I have been asked to write a hard-core sci-fi post. I've been trying for some minutes now but I realize that I'm not sure how I feel about sci-fi anymore.
As a kid, I was mad for space. I tore through Time/Life books on the subject and big NASA photobooks about the Apollo program. At the same time, I was hot for mythology, everything from Edith Hamilton to Ray Harryhausen and his stop-motion skeletons. All of that came together as a love of superhuman characters who had galaxy-spanning adventures. (A great band name waiting to happen: Tom Swift and His Electric Ladyland.)
I spent my free time drawing spaceships shooting each other, racing around the neighborhood on my bike pretending I was a scout ship for Terra Prime and smashing around the house making laser-gun noises. At the same time, I went to great lengths to reconcile the space mishegais with my unreconstructed Catholic consciousness. My mother relates that as a boy I had two goals: I wanted to be an astronaut, and the first American pope. (The third goal, which I never related, was to get through one goddamn schoolday without an unprovoked priapism.)
Come high school, I discovered that I wanted to chart the vast reaches of my navel even more than deep space. In that light sci-fi stories where things "happened" and people "did stuff" seemed hopelessly childish. Didn't the world realize that all action was futile in the face of overwhelming cosmic nullity etc. etc. I read boring books, watched ridiculous movies and wrote unreadable stories. The common denominators: Depth and Message. If I'm yawning, I must be missing something important.

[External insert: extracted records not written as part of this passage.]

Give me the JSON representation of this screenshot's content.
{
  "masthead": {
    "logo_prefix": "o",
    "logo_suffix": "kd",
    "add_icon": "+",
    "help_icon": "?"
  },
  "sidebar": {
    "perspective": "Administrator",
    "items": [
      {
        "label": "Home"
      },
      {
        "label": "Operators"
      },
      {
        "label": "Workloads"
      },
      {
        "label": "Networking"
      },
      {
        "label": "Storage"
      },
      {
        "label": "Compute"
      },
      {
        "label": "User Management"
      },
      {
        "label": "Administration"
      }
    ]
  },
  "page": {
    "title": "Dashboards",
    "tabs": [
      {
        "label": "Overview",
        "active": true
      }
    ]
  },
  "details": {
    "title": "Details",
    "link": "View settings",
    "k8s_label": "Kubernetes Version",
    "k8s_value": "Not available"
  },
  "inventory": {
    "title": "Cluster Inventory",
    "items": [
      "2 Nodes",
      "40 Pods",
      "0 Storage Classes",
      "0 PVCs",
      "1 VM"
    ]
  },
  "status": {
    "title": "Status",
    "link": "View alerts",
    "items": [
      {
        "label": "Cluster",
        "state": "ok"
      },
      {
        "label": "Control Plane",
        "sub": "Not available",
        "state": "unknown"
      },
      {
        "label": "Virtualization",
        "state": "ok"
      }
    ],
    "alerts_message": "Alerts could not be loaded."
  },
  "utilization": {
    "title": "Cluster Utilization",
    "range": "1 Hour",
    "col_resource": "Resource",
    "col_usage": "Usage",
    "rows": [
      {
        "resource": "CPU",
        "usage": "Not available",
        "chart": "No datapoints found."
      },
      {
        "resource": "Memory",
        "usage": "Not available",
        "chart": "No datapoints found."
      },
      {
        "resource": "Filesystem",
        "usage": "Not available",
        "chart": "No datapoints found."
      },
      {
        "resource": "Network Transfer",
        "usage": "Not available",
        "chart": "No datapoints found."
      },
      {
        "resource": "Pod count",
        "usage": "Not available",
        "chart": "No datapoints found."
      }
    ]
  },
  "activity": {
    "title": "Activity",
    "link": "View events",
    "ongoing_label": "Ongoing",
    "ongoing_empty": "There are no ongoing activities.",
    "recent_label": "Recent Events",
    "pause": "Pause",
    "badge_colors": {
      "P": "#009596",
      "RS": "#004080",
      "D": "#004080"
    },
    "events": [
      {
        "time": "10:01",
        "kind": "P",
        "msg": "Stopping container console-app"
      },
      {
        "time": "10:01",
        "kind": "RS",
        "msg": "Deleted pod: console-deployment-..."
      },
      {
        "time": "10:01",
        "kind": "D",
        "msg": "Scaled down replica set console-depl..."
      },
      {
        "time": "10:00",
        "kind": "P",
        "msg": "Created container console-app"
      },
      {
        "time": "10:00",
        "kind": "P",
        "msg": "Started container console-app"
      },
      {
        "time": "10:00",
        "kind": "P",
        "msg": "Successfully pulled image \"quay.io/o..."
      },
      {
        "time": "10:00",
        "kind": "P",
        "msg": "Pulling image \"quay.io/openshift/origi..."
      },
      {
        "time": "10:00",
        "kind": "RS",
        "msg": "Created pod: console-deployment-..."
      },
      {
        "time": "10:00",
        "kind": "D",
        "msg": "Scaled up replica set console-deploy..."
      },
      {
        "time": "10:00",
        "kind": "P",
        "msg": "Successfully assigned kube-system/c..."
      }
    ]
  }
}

These days, after a bunch of psychic reversals, pretense in sci-fi drives me up a wall. Anyone who says they want to "reinvent" the genre by making it more character-driven or naturalistic is, on the whole, fooling himself. Sci-fi is crap art, as PKD put it: You've got to respect the inherent ridiculousness of it. Part of what made the original "Star Trek" gorgeous, for example, was the sheer goofiness of the accoutrements, the lingo, the mood. Green slave girls? Nazi planets? Ludicrous, all of it, but it touches something primal--the same way that the Greek gods are obviously absurd, obviously phony, but their stories ring true thousands of years later. Seriousness can be the enemy of truth.
PKD, who was working with some of the most serious ideas in sci-fi history, understood this. All of his stories had some element of the ridiculous in them, parodies of sci-fi conventions. The genre likes jargon? He had cars called flobbles and quibbles, alien money called crumbles. Or talking robots? He made refrigerators and toasters into characters. Psychic aliens? I give you the Wub.
Is that possible anymore? I look at the modern sci-fi landscape and it just all seems so goddamn serious. I'm so starved for goofiness that I nearly jumped out of my seat when I saw a preview for the movie "Supernova," which used the song "Mama Told Me Not to Come" as background music. (It turned out to be mostly shitty, leavened with a few nifty action-hero moments from James Spader (!).)
I'm going to go out on a limb and say that the overseriousness comes from focusing on science too hard. Which is to say: William Gibson is a great writer with a light touch. David Brin has moments of tremendous pathos and humor and irony. But both of them, ultimately, are coming from the Reason magazine/Wired school of thought that science is a be-all and end-all in human affairs. Their characters are defined by how they process data and react to the environment--not what they believe. They write about the end of the world, but as environmental catastrophe (Brin) or Grand Historical Process (Gibson).
I'm reminded of a line from "Childhood's End," in retrospect one of the most humorless sci-fi books ever. You know the story: The aliens show up and drag us into the future. At one point, they "prove" that religions are phony by using their Histor-O-Vision time machine to show people what various iconic figures "actually" did and said. Whereupon everybody gives up their beliefs and gets with the program. It's one of the most breathtakingly smug scenes in sci-fi; but even the subtler writers who followed Clarke drink from the same cup. If everybody just knew enough about string theory, and the environment, and artificial intelligence, and "bots"--and gave up on the God stuff already--we'd be able to leap to the next step of evolution. (Involving either vigorous group sex or brains in vats, depending on your kicks.)
PKD, I think, could laugh at that stuff because he believed in God--or at least a beer can that told him the future. Science is not an end. It is a way of understanding and mastering the world, but it's not the ultimate explanation for life. Too many sci-fi writers, I think, ignore that fact--they think that they're writing in the one genre that CAN explain life because it's all about science and technology. With that attitude, you lose satiric perspective. Believing in God, or at least a beer can that tells you the future, is one way of keeping things in proper focus.
In short, if you can't laugh at sci-fi, you shouldn't be writing it.
There's my hard-core post. LLPJ, the ball's in your court.